Тему детства и тему конкретного детского театра режиссер Гирич - неожиданно для меня - "закольцевал" в прежде никем не отмечаемом чеховском персонаже. Это образ прохожего… Только выходит на сцену в этой роли живая легенда ТЮЗа, талантливая, эксцентричная, и многими не понимаемая Людмила Игнатенко, как в моей душе опять слышится тот самый "всхлип"… Таки взяли за живое. Проходя по сцене и что-то чирикая, эта актриса мелом судьбы очерчивает линию какой-то заблудшей клоунессы, может быть, затерявшийся феллиниевской Джельсомины из фильма "Дорога", заплутавшей в диких русских краях...

Качественное отличие этого "Вишневого сада" на тюзовской сцене в том, что зритель его слышит и слушает. Ни один человек не ушел после первого действия. А для Киева это почти победа.

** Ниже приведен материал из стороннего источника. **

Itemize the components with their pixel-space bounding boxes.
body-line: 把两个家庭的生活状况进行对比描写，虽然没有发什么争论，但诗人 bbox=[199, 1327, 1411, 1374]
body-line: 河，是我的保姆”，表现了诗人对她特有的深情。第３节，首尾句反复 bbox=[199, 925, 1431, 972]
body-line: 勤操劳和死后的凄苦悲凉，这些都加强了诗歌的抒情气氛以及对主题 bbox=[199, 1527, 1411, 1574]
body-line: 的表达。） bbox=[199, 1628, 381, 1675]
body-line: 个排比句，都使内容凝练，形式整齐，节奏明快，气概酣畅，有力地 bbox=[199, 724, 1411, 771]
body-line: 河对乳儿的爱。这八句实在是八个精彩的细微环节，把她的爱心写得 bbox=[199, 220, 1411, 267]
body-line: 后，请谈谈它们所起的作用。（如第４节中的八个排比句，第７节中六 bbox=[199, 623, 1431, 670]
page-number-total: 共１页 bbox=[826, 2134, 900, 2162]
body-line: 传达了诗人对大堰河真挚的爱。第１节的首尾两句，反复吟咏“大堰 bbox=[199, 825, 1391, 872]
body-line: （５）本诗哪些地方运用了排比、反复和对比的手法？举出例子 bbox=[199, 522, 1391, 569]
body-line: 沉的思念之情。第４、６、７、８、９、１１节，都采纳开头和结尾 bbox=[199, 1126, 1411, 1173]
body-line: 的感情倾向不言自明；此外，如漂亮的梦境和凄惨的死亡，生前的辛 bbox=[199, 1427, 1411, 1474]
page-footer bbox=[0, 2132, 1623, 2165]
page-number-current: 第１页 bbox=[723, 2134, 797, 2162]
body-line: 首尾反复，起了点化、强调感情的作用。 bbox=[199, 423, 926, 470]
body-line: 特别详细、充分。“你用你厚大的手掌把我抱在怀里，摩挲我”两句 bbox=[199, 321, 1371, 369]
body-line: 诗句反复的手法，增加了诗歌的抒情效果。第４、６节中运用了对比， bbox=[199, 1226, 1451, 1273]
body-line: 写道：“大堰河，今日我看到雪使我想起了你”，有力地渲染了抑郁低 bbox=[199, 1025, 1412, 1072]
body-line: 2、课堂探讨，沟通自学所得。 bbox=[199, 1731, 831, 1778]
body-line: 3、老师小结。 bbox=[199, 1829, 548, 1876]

И еще одно отличие этой постановки - отчаянно простодушная честность… Вот решил режиссер показаться на сцене игривым, раскованным, непосредственным, озорным… Он и не останавливается на достигнутом. Монтаж сцен стремительный, даже залихватский - и все это с целью удержать внимание. Иногда, правда, он переусердствует со сценическими эффектами и интермедиями, которые со стороны кажутся излишествами. Хотя понятное дело: в ТЮЗах надо занимать всю труппу, и очевидно, именно поэтому на сцену вываливается фантомный отряд французских танцоров из "Мулен Руж". Подобное, на мой взгляд, утяжеляет действие, поскольку в спектакле сложились главные пазлы - сентиментальность, детская трогательность и раскованность, умиляющая повествовательная сценическая интонация. Признаюсь честно, если советовать, какой из двух "садов" выбирать - в Русской драме или в ТЮЗе, то, естественно, лучше сюда. Здесь в разы меньше народных артистов, но трепета, фантазии и честности куда больше…

* * *

И напоследок вот еще в чем признаюсь… Больше всего на свете ненавижу (помимо войны, чумы и призрака фашизма) новую манеру русской актерской игры, регулярно наблюдаемую во многих спектаклях московских коллективов. Это когда к зрителю-критику относятся снисходительно, напыщенно, чванливо. Представляя на сцене в первую очередь себя, медийного, а не конкретный художественный образ. Эта манера особенно отличает нынешний состав МХТ (который вне системы Станиславского). Так вот, поверьте, нам не всегда нужно хныкать - глядя, как добросовестно, увлеченно и, повторюсь, честно работают сегодня многие киевские артисты. Не до конца развращенные сериалами. Ценность "Опискина. Фомы" - в актерском ансамбле, где каждый сверчок нашел свой шесток. Особенность ТЮЗовского "Вишневого сада" - в попытках этот ансамбль склеить, создать (и многое удается!). Так что не обходите стороной два "русских дома", Достоевского и Чехова. Прислушайтесь к их слову золотому.